Was there any point at which you felt like giving up?
No, I love medicine. I am passionate about the profession. It is something I want for myself because I have a genuine desire to help people. It is one of the most intense and rewarding experiences in life; it is not easy, but it is worth it.
What do you hope to achieve in the future?
I want to be a good doctor. I have not yet decided on the specialty I want to go into, but whatever I choose, I hope it will be the best for me. I want to be successful, hopefully, a professor one day.
What advice do you have for young students hoping to emulate you?
They should make sure it is something they truly want and not just to live someone’s dream; if not, they are in for a tougher ride. They should pray hard, work hard, trust the process, and believe in themselves.
How supportive were your family?
Alhamdulillah, my family was very supportive throughout my medical school years. I wouldn’t be here today without their full support, du’a and encouragement.
What advice do you have for parents who are sceptical about educating girls?
Parents should really look at the positive side of their female children’s education. I believe girl child education is necessary. As commonly said, when you educate a girl child, an entire nation benefits, as women are the foundation of society.
Evidence has shown that women with formal education have better knowledge and understanding of health practices.

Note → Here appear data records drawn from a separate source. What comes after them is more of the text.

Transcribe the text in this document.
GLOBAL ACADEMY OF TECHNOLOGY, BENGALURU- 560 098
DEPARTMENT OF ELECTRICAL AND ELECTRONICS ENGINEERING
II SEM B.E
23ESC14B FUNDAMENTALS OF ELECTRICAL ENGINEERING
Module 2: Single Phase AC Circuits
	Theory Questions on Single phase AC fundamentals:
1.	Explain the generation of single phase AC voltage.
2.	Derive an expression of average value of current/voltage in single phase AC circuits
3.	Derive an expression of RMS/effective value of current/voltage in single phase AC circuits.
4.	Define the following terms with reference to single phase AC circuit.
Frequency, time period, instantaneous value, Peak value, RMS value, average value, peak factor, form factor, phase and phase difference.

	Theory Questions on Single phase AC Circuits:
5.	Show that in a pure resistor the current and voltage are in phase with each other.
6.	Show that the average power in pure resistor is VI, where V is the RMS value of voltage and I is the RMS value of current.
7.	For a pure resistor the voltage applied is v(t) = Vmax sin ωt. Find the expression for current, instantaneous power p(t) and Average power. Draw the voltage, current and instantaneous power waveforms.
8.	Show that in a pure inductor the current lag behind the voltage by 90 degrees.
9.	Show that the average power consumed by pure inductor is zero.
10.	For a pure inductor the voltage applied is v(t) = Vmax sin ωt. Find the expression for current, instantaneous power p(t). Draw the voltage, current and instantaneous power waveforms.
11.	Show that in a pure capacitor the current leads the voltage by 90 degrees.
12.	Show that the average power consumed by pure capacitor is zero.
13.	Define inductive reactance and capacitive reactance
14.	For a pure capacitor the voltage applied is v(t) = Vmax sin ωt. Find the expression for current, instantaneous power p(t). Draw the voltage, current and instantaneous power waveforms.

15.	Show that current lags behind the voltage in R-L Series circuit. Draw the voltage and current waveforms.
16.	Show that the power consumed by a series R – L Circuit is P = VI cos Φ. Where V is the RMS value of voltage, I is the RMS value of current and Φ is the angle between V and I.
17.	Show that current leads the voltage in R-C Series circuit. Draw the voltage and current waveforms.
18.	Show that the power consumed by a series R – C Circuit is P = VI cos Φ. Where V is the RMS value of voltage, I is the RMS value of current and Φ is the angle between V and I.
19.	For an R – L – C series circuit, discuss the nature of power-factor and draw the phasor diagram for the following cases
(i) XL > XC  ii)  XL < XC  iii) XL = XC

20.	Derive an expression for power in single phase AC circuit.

Also, the need for more female doctors in maternal and child health cannot be overemphasised. These, in the long run, benefit the economy and society at large.
What are your final words?
I want to thank my parents and siblings for all their love and care, the support that they provided is a real treasure. My mum whom I wish was here, may Jannatu Firdaus be her final abode.
I will like to thank my teachers and lecturers who taught me well, they gave me inspiration to strive for perfection.
My classmates, ‘The Pacemakers’, I want to remind you to never stop learning, and never forget that medicine is an art practised by doctors.